Supporting since 2025
Location
Asia
Support started
2025
Species
Wild tigers and Amur leopards
Mission
The WildCats Conservation Alliance channels support to wild tigers and Amur leopards for future generations by raising awareness of their status and funding carefully chosen conservation projects.
Donations:
WildCats have mobilised over £5 million to support 103 monitoring, protection, conflict resolution, firefighting and awareness-raising projects since the year 2000.
2025:
£3,469 donated this year.
Background
WildCats grants funds to projects in five different countries in Asia to ensure tigers and Amur leopards are safe and thriving in the wild.
These include projects in:
- Thailand, for the critically endangered Indochinese tiger.
- Nepal, where the success story of increasing tiger numbers is driving the need to increase the focus on coexistence, conflict mitigation and habitat restoration.
- Sumatra, whereby they are funding conservation in a landscape that holds around one third of the remaining Sumatran tiger population.
- The Amur region. Across this transboundary landscape they are funding two large scale projects with WCS; these cover a range of support for national park staff through SMART training, providing equipment, population monitoring of both Amur leopards and tigers and community focused projects. The teams are collaborating with local villagers to reduce snares in the forests to protect big cats and their prey from poaching by funding and training community antipoaching teams; villages receive training to help householders avoid confrontations with big cats and what to do if a conflict situation arises.

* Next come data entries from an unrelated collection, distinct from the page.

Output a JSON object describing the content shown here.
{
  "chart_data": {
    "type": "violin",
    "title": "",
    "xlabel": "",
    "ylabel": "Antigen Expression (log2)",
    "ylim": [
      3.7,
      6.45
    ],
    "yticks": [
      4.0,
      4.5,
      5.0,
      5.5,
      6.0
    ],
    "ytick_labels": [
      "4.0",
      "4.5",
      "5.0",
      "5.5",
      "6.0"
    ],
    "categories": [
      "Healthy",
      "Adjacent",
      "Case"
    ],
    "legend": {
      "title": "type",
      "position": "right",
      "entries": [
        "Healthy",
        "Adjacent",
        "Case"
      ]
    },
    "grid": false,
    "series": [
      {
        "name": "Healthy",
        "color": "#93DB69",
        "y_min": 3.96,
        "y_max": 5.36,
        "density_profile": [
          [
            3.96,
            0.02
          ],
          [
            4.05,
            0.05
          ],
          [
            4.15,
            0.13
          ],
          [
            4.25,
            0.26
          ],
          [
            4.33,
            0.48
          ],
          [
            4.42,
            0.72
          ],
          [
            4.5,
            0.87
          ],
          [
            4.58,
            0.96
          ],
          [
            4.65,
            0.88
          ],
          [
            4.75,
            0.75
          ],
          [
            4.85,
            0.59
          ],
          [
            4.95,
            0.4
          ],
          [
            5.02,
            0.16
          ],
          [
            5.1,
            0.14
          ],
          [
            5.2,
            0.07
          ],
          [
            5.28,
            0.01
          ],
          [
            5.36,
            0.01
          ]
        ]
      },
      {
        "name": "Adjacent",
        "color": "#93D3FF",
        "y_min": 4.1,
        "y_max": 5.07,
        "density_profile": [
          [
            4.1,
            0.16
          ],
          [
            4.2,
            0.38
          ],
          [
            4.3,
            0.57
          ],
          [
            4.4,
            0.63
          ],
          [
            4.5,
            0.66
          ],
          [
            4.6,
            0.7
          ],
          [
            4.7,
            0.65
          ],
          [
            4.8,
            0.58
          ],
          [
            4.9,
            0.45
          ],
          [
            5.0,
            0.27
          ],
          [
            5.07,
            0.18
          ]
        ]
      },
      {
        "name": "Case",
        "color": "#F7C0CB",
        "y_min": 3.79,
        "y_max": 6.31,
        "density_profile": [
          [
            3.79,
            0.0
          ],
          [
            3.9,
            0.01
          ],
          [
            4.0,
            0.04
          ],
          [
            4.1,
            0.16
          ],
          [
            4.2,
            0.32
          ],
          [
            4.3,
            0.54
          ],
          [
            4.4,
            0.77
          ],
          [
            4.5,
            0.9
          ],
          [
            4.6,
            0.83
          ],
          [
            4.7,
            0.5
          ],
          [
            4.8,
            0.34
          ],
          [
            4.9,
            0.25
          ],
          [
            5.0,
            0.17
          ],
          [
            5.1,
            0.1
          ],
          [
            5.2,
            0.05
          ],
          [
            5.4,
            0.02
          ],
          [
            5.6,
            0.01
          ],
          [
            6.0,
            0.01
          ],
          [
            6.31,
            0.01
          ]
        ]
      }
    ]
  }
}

Achievements and Objectives
WildCats Conservation Alliance aims to reduce the key threats to tigers and Amur leopards by addressing illegal wildlife trade, increasing the area that is protected by antipoaching activities, enabling community coexistence and mitigating conflict, helping to create safe and secure habitats.
Deepening the understanding of the population ecology of wild tigers and Amur leopards through population monitoring, wildlife health monitoring and other relevant research is important in the process of informing conservation actions.
This project also aims to create and sustain a cadre of experienced and knowledgeable in country tiger and leopard conservationists through a variety of capacity development approaches.
WildCats also aims to inspire key stakeholders to act for wild tiger and Amur leopard conservation through education and outreach efforts to encourage collaboration and participation in conservation.
2025 Update:
- A total of 117 community and park staff have been trained across a variety of conservation skills.
- 374 camera traps were deployed by the project teams in the first half of 2025.
- 12,630km of habitat was patrolled by ranger and community patrols.
- 112 signs of poaching and encroachment were detected, reported and disrupted, as well as 5 reports of human-tiger conflict responded to.
- 1,006 individuals living and working alongside tigers and Amur leopard have been reached by project teams to provide support and engagement.
- A Central Intelligence Database has been created to track wildlife trafficking and no active snare traps were found.